Mr Bardella wants to ban French dual nationals from sensitive strategic posts, calling them "half-nationals". He also wants to limit social welfare for immigrants and get rid of the automatic right to French citizenship for children with foreign-born parents.

But a planned ban on wearing headscarves in public is for now not a priority.

Anti-Nato and anti-EU policies have also been softened and National Rally's close ties with Vladimir Putin's Russia have been quietly dropped.

Leaving the EU has not been on the agenda since 2022. Instead, Mr Bardella focuses on cutting VAT (sales tax) on energy and a list of 100 essential goods and repealing the Macron pension reforms in a matter of months.

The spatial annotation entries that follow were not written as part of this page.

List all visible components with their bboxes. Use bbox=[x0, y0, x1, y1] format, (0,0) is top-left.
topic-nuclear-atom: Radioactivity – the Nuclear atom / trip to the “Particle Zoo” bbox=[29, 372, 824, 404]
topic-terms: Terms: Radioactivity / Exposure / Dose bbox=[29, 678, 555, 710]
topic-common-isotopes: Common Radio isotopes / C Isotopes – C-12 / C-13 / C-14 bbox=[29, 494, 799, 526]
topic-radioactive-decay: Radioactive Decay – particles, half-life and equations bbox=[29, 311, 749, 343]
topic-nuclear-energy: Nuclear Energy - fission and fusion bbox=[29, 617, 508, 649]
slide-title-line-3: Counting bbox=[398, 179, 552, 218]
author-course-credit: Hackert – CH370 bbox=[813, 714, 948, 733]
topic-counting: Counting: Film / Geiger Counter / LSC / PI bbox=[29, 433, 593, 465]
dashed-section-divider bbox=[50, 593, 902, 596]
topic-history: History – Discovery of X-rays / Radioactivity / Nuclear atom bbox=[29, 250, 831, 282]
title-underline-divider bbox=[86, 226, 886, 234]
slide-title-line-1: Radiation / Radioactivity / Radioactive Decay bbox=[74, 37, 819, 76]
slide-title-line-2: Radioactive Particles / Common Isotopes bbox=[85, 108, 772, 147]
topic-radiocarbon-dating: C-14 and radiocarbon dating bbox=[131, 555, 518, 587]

What does the left promise?

French Member of Parliament of "La France Insoumise" (LFI) group Raquel Garrido (2nd R) embraces French Socialist Party (PS) first Secretary Olivier Faure (R) as National Secretary for The Ecologists formely known as Europe-Ecologie-Les Verts (EELV) Marine Tondelier (2nd L) and French MP for La France Insoumise (LFI) and member of the NUPES leftist coalition Clémentine Autain (L) applaud
France's left-wing parties have formed a New Popular Front [ LUDOVIC MARIN/AFP]

The New Popular Front is an unlikely alliance of Socialists, Greens, Communists and France Unbowed.

They have promised to scrap the Macron pension and immigration reforms and their platform is otherwise based on the idea that “it’s either the far right, or us”.

President Macron has attacked the group as being “totally immigrationist” and allowing people to change gender at their town hall, an accusation that has prompted allegations of transphobia.

The Popular Front has promised to fight antisemitism, even though it includes candidates who have been accused of making antisemitic remarks.